History of Fraudulent Conveyance Laws in the United States
Part 2
Unfortunately, unless the parents can pay the trustee the greater of the equity in the home or the sum of their debts (either directly to the Chapter 7 trustee or in payments to a Chapter 13 trustee), the trustee will sell their home to pay off the creditors. Frequently, the parents would have had the ability to exempt the home and maintain ownership despite personal bankruptcy if they had actually retained title or had recuperated title before filing Bankruptcy.
Even good-faith buyers of property who are the recipients of fraudulent transfers are only partially protected by the law in the U.S. Under the Bankruptcy Code; they get to keep the transfer to the degree of the value they paid for it, which suggests that they might lose much of the benefit of their deal even though they have no knowledge that the transfer was fraudulent.
Although fraudulent conveyance law initially evolved in the context of a relatively easy agrarian economy, it is now commonly utilized to challenge intricate modern-day financial transactions such as leveraged buyouts (LBOs).

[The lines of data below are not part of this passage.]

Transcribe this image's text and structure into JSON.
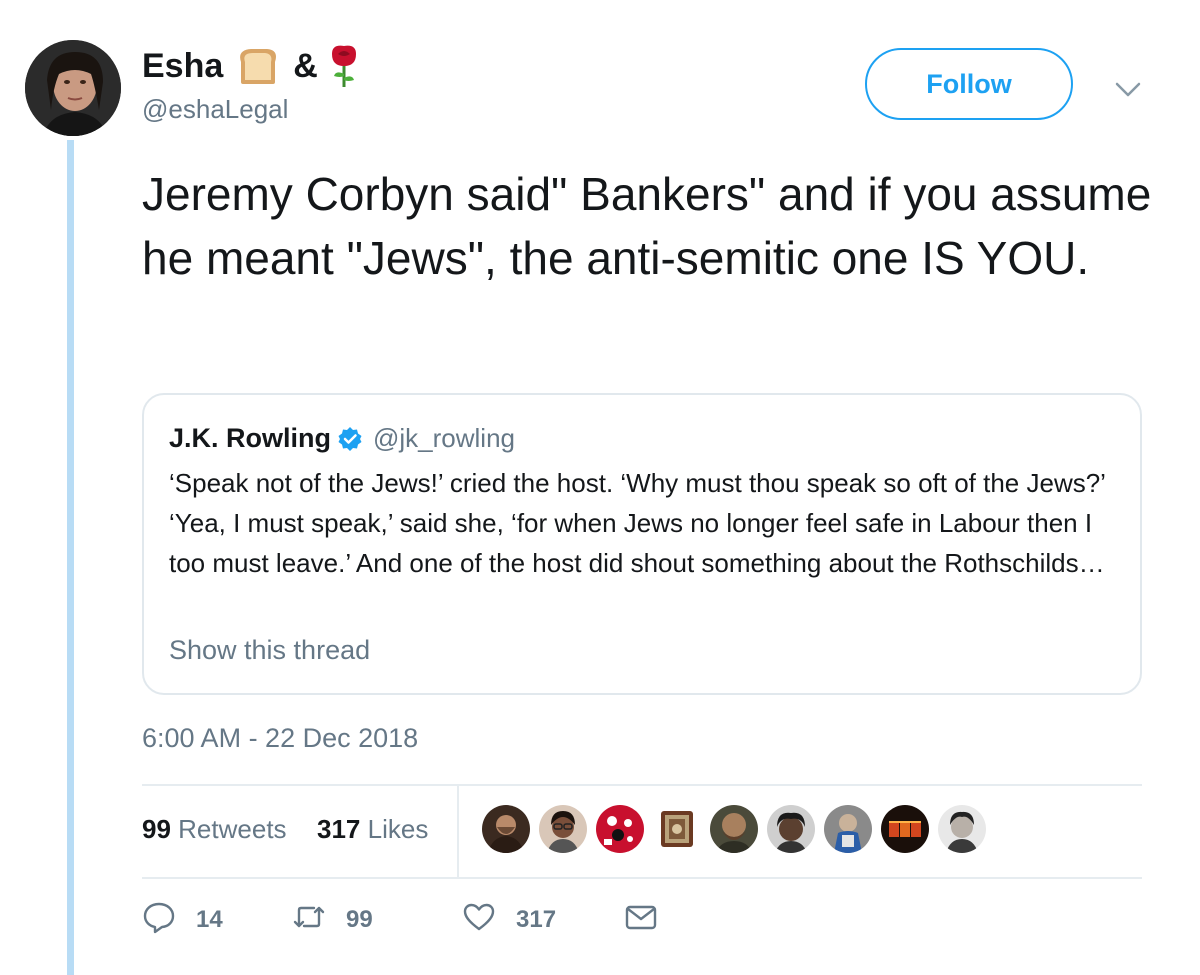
{
  "author": {
    "display_name": "Esha",
    "separator": "&",
    "handle": "@eshaLegal",
    "emoji_1": "bread-emoji",
    "emoji_2": "rose-emoji"
  },
  "follow_label": "Follow",
  "tweet_text": "Jeremy Corbyn said\" Bankers\" and if you assume he meant \"Jews\", the anti-semitic one IS YOU.",
  "quoted": {
    "name": "J.K. Rowling",
    "handle": "@jk_rowling",
    "verified": true,
    "text": "‘Speak not of the Jews!’ cried the host. ‘Why must thou speak so oft of the Jews?’ ‘Yea, I must speak,’ said she, ‘for when Jews no longer feel safe in Labour then I too must leave.’ And one of the host did shout something about the Rothschilds…",
    "show_thread": "Show this thread"
  },
  "timestamp": "6:00 AM - 22 Dec 2018",
  "stats": {
    "retweets_count": "99",
    "retweets_label": "Retweets",
    "likes_count": "317",
    "likes_label": "Likes"
  },
  "likers_count_shown": 9,
  "actions": {
    "reply_count": "14",
    "retweet_count": "99",
    "like_count": "317"
  },
  "colors": {
    "accent": "#1da1f2",
    "muted": "#657786",
    "thread_line": "#b8dcf5",
    "border": "#e1e8ed"
  }
}
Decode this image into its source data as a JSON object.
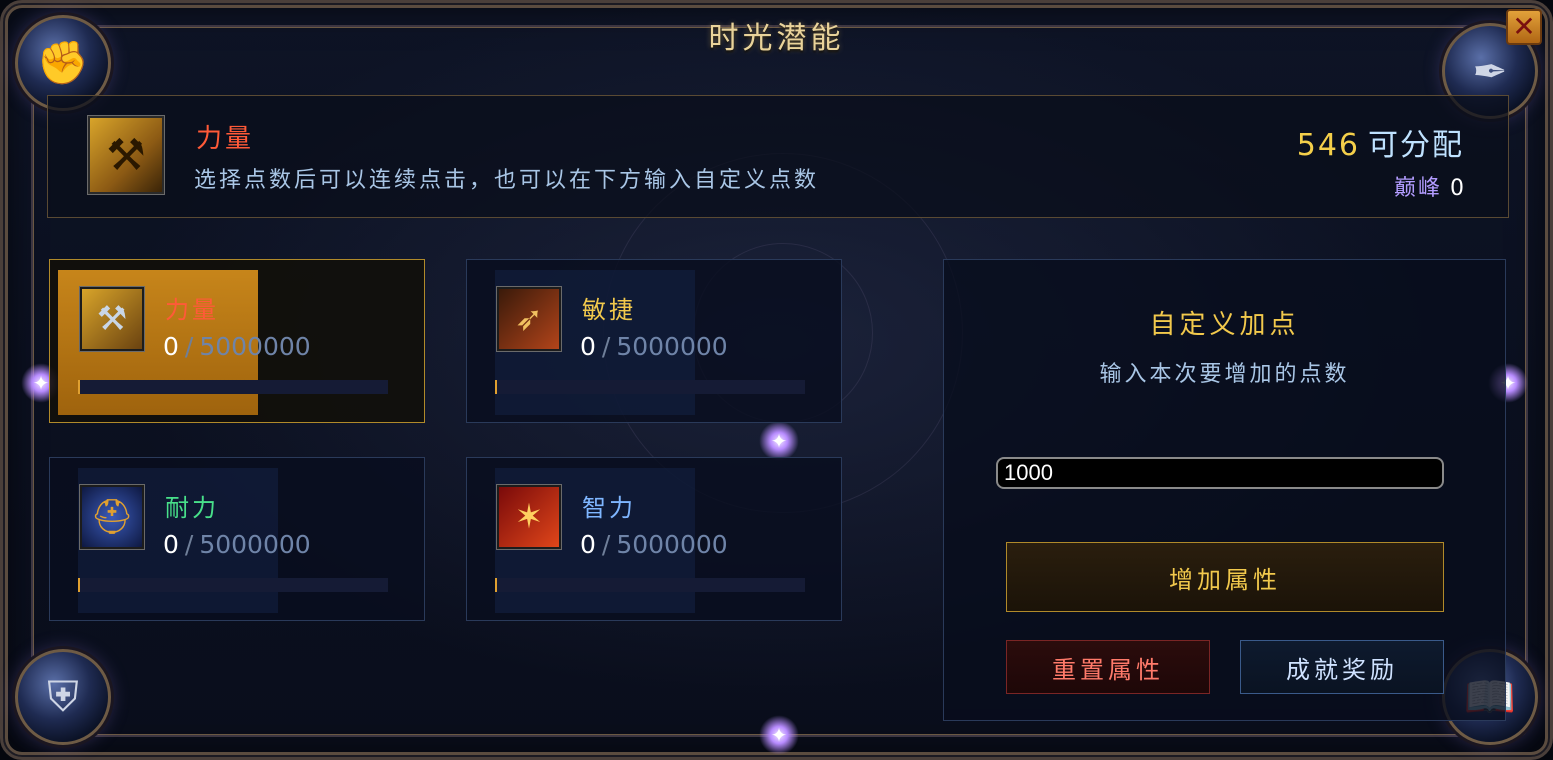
{
  "window": {
    "title": "时光潜能",
    "close_label": "✕"
  },
  "corners": {
    "top_left_icon": "gauntlet-icon",
    "top_right_icon": "quill-icon",
    "bottom_left_icon": "shield-icon",
    "bottom_right_icon": "book-icon"
  },
  "header": {
    "stat_name": "力量",
    "hint": "选择点数后可以连续点击，也可以在下方输入自定义点数",
    "points_value": "546",
    "points_label": "可分配",
    "peak_label": "巅峰",
    "peak_value": "0"
  },
  "stats": [
    {
      "name": "力量",
      "icon": "hammer-icon",
      "current": "0",
      "separator": "/",
      "max": "5000000",
      "name_color": "#ff5a38",
      "progress": 0,
      "selected": true
    },
    {
      "name": "敏捷",
      "icon": "bow-icon",
      "current": "0",
      "separator": "/",
      "max": "5000000",
      "name_color": "#f2c94c",
      "progress": 0,
      "selected": false
    },
    {
      "name": "耐力",
      "icon": "helmet-icon",
      "current": "0",
      "separator": "/",
      "max": "5000000",
      "name_color": "#48e08a",
      "progress": 0,
      "selected": false
    },
    {
      "name": "智力",
      "icon": "staff-icon",
      "current": "0",
      "separator": "/",
      "max": "5000000",
      "name_color": "#7fb6ff",
      "progress": 0,
      "selected": false
    }
  ],
  "custom": {
    "title": "自定义加点",
    "subtitle": "输入本次要增加的点数",
    "input_value": "1000",
    "add_button": "增加属性",
    "reset_button": "重置属性",
    "reward_button": "成就奖励"
  }
}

Frequently, fraudulent transfers occur in connection with leveraged buyouts, where the management/owners of a failing corporation will trigger the corporation to borrow on its properties and utilize the loan proceeds to buy the management/owner’s stock at highly inflated rates. The creditors of the corporation will then typically have little or no unencumbered possessions left upon which to collect their debts. LBOs can be constructive or intentional/actual fraudulent transfers, or both, depending upon how obviously the corporation is economically impaired when the deal is finished.
Not all LBOs are fraudulent transfers. However, a red flag is raised when, after an LBO, the company then cannot pay its financial obligations.
Overall, fraudulent transfer liability will frequently turn on the financial condition of the debtor at a specific point in the past. This analysis has historically required “conflicting” expert testimony from both plaintiffs and accused, which often resulted in costly court proceedings and inconsistent results. U.S. courts and scholars have just recently developed market-based approaches to try to simplify the analysis of constructive fraud, and judges are increasingly focusing on these market-based measures.